The disruption of supply chains and distribution structures caused by the Corona virus, the loss of sales markets and the closure of shops, restaurants, hotels, clubs, cinemas, theatres and other facilities ordered by the authorities in response to the COVID 19 pandemic led to considerable economic losses for those employed there, but also to a wave of insolvencies and mass layoffs. On the one hand, short-time work and mass layoffs (e.g. in gastronomy, tourism and aviation) were not absent, on the other hand, large companies in crisis-resistant sectors even made extra profits in the Corona crisis: pharmacies, drugstores, food discounters, online mail order, parcel and delivery services, the digital economy and the pharmaceutical industry.
Contact bans, curfews and lockdowns destroyed the already fragile livelihoods of the poorest (beggars, bottle deposit collectors and street newspaper vendors), as a lack of passers-by and fear of infection sometimes led to a complete loss of income.

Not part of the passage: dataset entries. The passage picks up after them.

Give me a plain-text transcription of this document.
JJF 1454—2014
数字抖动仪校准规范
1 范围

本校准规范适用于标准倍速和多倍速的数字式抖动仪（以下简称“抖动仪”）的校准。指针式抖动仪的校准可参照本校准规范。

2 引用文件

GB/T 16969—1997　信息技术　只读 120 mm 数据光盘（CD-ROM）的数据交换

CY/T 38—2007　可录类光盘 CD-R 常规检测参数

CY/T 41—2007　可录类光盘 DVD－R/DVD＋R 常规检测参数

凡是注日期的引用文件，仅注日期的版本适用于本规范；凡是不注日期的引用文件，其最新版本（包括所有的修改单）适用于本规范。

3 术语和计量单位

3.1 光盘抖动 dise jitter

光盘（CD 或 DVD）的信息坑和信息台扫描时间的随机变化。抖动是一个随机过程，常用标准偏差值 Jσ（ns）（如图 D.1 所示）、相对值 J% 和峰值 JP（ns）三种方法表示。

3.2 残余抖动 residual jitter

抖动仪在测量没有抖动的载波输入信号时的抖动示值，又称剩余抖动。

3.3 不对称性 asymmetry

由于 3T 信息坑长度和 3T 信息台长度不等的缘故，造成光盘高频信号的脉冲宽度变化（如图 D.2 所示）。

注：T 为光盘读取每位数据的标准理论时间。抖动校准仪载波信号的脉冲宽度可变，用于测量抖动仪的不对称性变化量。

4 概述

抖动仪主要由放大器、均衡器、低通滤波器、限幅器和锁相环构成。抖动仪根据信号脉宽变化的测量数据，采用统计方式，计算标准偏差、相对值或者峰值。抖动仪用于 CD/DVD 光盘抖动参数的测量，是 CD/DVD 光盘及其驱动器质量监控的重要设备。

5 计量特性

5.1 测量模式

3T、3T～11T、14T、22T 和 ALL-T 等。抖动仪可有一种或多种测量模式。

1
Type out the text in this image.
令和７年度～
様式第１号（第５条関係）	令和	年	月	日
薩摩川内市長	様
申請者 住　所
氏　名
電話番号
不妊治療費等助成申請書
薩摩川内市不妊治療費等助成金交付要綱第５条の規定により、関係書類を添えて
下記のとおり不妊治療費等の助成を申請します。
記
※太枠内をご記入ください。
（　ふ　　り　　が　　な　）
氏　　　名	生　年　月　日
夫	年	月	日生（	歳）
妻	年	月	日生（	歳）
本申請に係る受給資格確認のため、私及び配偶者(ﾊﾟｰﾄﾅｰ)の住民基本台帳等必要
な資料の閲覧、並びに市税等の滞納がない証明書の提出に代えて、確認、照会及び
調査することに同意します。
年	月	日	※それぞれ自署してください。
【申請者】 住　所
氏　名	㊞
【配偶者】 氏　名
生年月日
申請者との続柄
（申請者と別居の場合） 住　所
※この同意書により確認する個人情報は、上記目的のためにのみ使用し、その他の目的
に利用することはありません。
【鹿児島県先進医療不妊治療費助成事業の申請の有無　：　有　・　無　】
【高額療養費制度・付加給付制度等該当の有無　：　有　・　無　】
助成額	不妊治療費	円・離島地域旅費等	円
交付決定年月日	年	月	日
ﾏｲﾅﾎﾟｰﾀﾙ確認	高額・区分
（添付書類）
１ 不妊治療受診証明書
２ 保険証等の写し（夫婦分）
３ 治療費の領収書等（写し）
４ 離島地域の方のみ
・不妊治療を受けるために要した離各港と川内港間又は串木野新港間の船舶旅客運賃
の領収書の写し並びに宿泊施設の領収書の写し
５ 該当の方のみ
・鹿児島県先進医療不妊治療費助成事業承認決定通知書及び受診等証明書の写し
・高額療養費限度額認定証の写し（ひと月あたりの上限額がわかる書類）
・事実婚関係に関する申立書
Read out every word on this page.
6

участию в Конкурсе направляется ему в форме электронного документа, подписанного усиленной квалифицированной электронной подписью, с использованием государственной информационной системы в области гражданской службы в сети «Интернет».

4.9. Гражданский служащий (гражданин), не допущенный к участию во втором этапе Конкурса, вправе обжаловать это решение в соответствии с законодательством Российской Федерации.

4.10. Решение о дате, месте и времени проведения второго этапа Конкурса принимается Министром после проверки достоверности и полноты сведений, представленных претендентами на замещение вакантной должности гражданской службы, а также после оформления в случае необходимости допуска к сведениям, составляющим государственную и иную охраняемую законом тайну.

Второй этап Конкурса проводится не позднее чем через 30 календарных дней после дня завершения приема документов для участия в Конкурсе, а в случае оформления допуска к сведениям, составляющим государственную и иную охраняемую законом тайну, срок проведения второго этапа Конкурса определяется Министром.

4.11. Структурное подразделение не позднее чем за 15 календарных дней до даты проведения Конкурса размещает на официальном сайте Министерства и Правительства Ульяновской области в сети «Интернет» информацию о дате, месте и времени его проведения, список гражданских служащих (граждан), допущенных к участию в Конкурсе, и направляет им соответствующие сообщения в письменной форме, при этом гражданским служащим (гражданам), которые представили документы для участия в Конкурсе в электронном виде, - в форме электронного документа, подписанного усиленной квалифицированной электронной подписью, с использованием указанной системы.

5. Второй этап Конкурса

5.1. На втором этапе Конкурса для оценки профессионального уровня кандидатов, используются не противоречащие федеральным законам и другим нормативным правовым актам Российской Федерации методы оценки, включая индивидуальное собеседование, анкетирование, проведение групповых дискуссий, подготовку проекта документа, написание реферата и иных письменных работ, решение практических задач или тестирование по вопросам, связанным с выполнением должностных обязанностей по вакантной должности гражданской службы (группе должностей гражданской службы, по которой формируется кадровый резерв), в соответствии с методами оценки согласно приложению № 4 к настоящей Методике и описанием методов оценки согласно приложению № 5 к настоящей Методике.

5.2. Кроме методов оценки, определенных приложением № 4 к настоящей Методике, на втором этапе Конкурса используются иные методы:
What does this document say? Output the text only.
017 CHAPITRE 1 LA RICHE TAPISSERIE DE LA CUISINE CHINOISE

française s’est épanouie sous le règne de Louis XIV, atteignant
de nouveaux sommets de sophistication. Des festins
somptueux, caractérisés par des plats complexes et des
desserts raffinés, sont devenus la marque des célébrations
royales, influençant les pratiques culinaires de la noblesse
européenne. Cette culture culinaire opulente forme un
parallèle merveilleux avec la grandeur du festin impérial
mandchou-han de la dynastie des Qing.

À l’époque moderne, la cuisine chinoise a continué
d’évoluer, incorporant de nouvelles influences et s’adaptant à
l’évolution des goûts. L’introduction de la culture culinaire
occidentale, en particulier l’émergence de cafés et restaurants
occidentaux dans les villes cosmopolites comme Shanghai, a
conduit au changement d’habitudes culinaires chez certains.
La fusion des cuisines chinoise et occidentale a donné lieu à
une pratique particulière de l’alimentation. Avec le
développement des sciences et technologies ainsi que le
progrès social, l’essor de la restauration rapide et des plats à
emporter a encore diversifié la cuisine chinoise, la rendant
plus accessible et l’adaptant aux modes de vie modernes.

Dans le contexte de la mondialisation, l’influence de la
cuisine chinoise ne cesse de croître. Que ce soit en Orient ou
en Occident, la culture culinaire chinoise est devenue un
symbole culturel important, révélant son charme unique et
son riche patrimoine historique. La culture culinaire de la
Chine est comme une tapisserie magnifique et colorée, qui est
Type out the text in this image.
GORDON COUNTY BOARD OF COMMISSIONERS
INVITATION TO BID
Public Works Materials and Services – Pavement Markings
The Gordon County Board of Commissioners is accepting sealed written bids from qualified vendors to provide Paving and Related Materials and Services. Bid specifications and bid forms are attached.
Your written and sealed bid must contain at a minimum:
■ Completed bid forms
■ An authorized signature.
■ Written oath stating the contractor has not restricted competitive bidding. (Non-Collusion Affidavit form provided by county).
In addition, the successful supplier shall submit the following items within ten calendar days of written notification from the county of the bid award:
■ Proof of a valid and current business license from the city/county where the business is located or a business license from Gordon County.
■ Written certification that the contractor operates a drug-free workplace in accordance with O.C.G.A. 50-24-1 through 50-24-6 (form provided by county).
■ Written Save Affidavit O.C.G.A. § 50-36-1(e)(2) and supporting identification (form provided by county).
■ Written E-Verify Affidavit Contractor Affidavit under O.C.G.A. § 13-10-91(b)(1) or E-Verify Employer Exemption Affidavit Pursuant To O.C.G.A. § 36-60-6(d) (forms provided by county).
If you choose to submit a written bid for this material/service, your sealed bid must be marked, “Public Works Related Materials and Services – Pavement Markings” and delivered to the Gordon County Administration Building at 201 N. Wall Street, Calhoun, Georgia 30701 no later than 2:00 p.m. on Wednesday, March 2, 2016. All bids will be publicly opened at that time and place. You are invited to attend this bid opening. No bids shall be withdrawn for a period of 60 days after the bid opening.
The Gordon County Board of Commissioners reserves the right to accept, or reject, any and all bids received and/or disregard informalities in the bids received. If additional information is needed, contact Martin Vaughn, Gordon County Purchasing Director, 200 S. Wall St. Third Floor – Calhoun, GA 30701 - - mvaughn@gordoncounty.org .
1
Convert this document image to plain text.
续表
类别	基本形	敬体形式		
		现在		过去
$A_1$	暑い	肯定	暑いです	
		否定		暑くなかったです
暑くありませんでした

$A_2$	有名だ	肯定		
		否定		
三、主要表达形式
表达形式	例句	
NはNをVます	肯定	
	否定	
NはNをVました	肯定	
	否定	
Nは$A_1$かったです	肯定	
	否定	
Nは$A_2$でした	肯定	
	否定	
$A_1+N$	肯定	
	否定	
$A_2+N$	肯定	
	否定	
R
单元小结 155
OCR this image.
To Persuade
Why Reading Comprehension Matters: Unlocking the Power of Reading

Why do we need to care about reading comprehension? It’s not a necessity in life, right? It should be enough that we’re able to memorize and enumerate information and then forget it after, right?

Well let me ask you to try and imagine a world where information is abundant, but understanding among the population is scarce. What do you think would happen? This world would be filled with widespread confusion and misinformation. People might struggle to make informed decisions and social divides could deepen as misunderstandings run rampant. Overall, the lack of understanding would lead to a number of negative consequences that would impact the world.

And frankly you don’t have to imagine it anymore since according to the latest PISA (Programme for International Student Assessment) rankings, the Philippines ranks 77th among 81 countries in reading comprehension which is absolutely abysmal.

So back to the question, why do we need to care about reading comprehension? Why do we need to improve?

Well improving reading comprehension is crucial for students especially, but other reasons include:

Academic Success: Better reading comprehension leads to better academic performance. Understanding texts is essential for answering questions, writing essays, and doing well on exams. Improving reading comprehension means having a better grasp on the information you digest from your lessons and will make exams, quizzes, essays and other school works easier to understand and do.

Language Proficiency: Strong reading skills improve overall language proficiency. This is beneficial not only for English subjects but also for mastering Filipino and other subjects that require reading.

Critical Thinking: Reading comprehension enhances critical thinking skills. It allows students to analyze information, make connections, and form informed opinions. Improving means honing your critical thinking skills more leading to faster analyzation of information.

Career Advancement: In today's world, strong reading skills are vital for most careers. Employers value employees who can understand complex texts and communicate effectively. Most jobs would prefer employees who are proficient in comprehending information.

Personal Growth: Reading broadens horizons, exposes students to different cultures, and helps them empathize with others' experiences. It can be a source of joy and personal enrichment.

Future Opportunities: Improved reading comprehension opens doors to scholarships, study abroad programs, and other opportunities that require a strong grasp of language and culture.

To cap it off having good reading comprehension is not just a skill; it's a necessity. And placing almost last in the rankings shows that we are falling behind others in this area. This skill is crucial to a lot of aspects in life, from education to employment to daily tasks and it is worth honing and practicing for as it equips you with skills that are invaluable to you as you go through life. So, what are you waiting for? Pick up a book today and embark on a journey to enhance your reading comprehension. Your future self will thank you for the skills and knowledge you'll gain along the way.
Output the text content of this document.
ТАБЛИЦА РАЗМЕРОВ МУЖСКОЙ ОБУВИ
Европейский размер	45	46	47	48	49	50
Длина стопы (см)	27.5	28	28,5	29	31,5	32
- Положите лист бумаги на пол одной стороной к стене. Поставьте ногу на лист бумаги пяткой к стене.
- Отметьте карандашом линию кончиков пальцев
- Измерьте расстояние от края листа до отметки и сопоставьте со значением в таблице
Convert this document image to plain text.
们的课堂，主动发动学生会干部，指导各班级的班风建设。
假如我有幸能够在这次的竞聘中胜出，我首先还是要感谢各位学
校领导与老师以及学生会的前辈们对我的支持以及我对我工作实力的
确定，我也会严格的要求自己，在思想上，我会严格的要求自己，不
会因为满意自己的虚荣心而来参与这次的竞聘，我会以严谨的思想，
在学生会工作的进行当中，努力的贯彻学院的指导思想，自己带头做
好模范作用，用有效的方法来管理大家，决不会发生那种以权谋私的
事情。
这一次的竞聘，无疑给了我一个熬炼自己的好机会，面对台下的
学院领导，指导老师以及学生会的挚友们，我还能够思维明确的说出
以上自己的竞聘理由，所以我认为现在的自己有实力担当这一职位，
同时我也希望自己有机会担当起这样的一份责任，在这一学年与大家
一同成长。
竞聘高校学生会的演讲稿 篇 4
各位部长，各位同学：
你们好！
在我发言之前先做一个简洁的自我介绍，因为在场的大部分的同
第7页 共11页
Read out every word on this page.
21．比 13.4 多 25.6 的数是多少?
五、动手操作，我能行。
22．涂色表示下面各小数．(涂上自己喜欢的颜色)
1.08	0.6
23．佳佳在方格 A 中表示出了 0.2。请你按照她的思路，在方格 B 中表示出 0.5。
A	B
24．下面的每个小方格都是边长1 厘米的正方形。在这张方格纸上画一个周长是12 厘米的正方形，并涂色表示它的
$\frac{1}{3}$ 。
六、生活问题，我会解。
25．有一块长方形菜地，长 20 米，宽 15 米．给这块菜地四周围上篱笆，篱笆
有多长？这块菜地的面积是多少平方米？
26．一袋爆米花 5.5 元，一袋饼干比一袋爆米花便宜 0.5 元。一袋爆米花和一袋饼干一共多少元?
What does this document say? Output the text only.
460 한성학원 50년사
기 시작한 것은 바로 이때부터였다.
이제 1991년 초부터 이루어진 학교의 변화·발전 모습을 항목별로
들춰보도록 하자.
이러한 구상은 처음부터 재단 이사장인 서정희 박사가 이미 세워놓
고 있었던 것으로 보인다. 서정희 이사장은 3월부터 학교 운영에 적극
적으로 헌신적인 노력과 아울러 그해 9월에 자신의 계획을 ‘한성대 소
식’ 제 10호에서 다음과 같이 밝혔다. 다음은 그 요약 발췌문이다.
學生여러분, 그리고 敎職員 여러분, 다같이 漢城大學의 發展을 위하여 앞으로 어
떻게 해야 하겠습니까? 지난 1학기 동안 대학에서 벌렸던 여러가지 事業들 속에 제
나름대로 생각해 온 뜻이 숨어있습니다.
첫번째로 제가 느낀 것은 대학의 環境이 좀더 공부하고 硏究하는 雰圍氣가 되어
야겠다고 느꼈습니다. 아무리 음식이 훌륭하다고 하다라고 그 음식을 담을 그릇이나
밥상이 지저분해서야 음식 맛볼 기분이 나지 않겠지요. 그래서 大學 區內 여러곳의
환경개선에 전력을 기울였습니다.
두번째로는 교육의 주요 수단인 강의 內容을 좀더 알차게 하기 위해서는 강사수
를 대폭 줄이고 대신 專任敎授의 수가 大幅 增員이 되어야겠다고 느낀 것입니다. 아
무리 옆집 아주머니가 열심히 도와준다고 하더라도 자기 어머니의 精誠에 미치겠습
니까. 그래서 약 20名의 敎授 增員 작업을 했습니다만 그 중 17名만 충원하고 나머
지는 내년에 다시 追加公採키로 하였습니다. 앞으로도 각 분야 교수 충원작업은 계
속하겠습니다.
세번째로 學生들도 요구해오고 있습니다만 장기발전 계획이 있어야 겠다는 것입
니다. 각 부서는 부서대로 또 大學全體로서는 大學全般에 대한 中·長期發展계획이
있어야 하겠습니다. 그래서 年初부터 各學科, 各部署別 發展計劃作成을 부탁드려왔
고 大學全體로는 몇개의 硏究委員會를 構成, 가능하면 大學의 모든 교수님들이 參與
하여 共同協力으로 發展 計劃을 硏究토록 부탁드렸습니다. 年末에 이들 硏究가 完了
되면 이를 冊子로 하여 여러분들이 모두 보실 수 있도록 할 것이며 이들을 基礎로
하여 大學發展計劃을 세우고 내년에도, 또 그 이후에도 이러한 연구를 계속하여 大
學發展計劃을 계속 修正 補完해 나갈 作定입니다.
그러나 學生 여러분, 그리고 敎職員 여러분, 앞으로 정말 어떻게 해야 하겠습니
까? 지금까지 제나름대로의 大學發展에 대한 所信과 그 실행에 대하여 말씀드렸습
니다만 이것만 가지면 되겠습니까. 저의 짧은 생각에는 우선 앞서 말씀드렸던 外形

The financial burden of transfer recipients, minimum pensioners and refugees increased further due to the closure of charitable institutions, soup kitchens and social department stores.
Although share prices temporarily plummeted on all stock exchanges around the world after the outbreak of the COVID 19 pandemic, small shareholders in particular suffered dramatic losses, as they are usually prone to panic reactions and hasty selling. Hedge funds and financial conglomerates like BlackRock, on the other hand, even successfully bet on falling share prices with short sales and earned from the losses of small investors. Large investors also took advantage of the favourable situation to buy at relatively low prices and profited from the fact that the price trend soon pointed upwards again in anticipation of government economic stimulus programmes.
Summary and conclusions
In the face of the coronavirus known as SARS-CoV-2, all people are equal in terms of infectivity. It is only because the state of health, the living conditions as well as the income, wealth and housing conditions are in part very different that the risks of infection are also very unequally distributed between the social classes and strata.
While the expansion of the digital infrastructure is likely to continue after the positive experiences of many companies with home offices, video conferences and online workshops during the lockdown, the lobby for the expansion of the social, educational and care infrastructure as well as the expansion of public services in the care and health sector is less politically influential. However, if the pandemic, the lockdown and the corona-induced recession leave deep traces in the collective memory, as many predict, they should trigger a sustained public debate on socio-economic inequality and how to reduce it, especially as the problem intensifies in the wake of these events.
If the risk of infection, disease and death in and after the COVID-19 pandemic is no longer to depend decisively on material resources, the capitalist economic and social system must be overcome. The Corona crisis has taught us that the production, consumption and lifestyle of pandemic capitalism is neither sustainable nor suitable for preventing the impending climate catastrophe through greenhouse gas emissions.
Prof. Dr. Christoph Butterwegge taught political science at the University of Cologne from 1998 to 2016 and most recently published the book “Ungleichheit in der Klassengesellschaft” (“Inequality in Class Society”, Cologne: PapyRossa publisher).